Apoiado por meus antigos companheiros de sindicato, batalhei por
minha categoria, provocando o ódio
dos patrões. Foi assim que ganhei a
confiança dos companheiros e comecei uma carreira política vitoriosa. Mas, ano passado, a direita reacionária inventou essa calúnia chamada de mensalão, e fui denunciado numa CPI. Pura palhaçada. Não há
provas de que eu tenha recebido dinheiro para votar com o governo.
Mentira, mentira, mentira! O governo não precisaria me comprar porque pertenço à sua base de apoio.
É verdade que fui eleito por um
partido de oposição, mas, assim que
o novo presidente tomou posse, mudei de legenda, deixei a oposição para apoiar o governo, pois, realista
que sou, ou melhor, idealista que
sou, queria dar meu apoio a um presidente igualmente idealista e que,
como eu, sempre batalhou pelos pobres. Se recebi dinheiro, foi grana
não contabilizada para pagar despesas de campanha eleitoral.

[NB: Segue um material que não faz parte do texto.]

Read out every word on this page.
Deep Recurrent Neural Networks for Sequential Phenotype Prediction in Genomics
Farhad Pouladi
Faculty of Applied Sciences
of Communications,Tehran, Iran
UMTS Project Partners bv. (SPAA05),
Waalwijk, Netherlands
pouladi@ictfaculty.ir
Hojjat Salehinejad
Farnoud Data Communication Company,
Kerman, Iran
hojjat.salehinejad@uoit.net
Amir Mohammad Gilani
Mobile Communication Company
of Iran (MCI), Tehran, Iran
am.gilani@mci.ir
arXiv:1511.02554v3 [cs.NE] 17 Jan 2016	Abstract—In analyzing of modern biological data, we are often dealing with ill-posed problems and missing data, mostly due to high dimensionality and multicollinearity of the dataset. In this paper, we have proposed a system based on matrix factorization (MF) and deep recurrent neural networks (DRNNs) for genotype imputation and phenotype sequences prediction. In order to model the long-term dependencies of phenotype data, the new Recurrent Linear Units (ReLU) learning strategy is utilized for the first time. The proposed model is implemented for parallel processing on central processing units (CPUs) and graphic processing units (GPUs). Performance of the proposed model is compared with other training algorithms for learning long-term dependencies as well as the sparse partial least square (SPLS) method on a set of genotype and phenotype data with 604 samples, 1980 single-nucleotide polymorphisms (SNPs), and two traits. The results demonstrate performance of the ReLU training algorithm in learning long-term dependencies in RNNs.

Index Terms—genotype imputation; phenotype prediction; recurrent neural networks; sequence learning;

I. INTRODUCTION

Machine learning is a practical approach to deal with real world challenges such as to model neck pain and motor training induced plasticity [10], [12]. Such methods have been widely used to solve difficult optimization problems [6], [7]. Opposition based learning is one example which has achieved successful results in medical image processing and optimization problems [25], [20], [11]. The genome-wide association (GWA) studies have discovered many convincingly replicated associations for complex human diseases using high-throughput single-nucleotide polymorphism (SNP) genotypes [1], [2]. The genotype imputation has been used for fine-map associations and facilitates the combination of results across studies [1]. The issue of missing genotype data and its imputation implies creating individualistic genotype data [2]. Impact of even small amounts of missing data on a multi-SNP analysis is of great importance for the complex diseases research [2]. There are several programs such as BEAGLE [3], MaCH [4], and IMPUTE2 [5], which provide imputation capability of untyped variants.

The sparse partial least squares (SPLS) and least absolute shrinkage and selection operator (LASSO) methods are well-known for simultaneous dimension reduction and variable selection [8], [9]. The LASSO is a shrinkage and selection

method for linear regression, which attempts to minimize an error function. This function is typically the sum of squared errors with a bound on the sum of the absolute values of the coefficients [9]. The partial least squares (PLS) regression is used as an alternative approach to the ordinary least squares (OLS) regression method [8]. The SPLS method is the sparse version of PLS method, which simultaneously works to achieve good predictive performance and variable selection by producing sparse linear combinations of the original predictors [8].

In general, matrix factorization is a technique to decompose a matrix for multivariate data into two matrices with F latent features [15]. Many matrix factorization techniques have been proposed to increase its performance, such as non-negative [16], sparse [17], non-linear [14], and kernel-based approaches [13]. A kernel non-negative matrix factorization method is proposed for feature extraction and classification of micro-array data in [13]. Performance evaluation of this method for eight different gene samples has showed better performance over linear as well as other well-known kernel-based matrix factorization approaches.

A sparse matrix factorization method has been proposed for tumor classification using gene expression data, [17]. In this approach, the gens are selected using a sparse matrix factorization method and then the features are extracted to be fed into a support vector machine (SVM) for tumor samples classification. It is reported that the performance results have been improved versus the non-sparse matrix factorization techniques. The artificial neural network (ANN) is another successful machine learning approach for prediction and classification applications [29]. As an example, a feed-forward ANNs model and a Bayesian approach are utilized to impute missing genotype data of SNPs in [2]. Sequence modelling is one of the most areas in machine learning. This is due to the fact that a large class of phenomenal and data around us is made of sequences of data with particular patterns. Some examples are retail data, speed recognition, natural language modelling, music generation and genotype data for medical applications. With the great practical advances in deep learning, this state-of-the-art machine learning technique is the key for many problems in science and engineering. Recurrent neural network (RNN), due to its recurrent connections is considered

Quanto você pensa que custa uma
campanha para deputado federal,
amizade? Não, não tenho vergonha
de dizer que me elegi com grana do
caixa dois, porque isso todo mundo
faz sistematicamente, e não vou
bancar o babaca, dar uma de honesto e perder as eleições. Agora ficam
esses hipócritas falando de ética. De
que serve a ética? Com perdão da
palavra, limpo a bunda com ela. Político não pode ter ética, tem que meter a mão na merda mesmo, se quiser se eleger. Estou ou não com a razão? Olhe, muitos intelectuais pensam exatamente como eu.
Os falsos moralistas inventaram
que eu tinha mandado minha mulher ao banco pegar a grana do mensalão. Veja você, mulher de deputado não pode mais ir a banco que é
para receber mensalão! Ela foi lá retirar o dinheiro que a tia dela mandou para comprar uma máquina fotográfica digital, que lá em Cajapió
não tem. A coitada retirou os 50 mil
reais que a tia mandou e inventaram
que era dinheiro de suborno! Mentira, mentira, mentira!
Depois disso, não contentes, inventaram outra calúnia, afirmando
que havia comprado uma fazenda
por R$ 1 milhão, perto de Cajapió,
quando quem de fato comprou essa
fazenda foi meu irmão, com um dinheiro que ganhou na loto. Como se
vê, demonstro que sou um homem
honesto, que nunca me meti em falcatruas, conforme sabe o povo, que,
por isso, sempre me honrou com
seus votos. O fato é que tanto fizeram, forjaram provas e testemunhos, denúncias vazias e invencionices, que os membros da CPI terminaram acreditando e me relacionaram entre os corruptos. Aliás,o relator da CPI, que faz carga contra mim em seu relatório, embora sendo do
meu partido, não vai com minha cara porque sou um homem de origem
humilde, um simples bancário que
se tornou parlamentar graças à sua
dedicação à causa pública.
Fiquei na seguinte situação: ou
perdia os direitos políticos por oito
anos, ou renunciaria para poder me
candidatar de novo. Foi o que fiz, de
modo que aqui estou, com a graça de
Deus, candidatíssimo e contando
com o seu voto independente, consciente, de pessoa que não se deixa levar pelo que diz a imprensa e os detratores de honra alheia.
Nem bem minha candidatura foi
anunciada, já meus inimigos passaram a acusar o meu partido de permitir a candidatura de um corrupto.
O mesmo disseram de outros candidatos que, como eu, dentro da lei, renunciaram para escapar da cassação. Pergunto: quem gostaria de
perder seus direitos políticos?! Não
é a lei que permite renunciar para
não ser cassado? Alegam que essa lei
é uma imoralidade e que foi feita pelos deputados para se livrarem da
punição. Estou me lixando. Se a lei
me beneficia, bobo seria eu se não
me valesse dela. A lei da própria natureza permite que os mais espertos
sobrevivam, e os incapazes pereçam. Não sei de que me acusam, se
apenas obedeço à natureza!
Esquecem que a moralidade é relativa e que se deve separar o joio do
trigo. Se um sujeito desrespeita a lei,
visando usar o mandato em interesse próprio, isso é imoral; mas, se faz
com o propósito de trabalhar pelo
bem comum, é ético, não merece ser
punido, pois, como se sabe, os fins
nobres justificam os meios ignóbeis.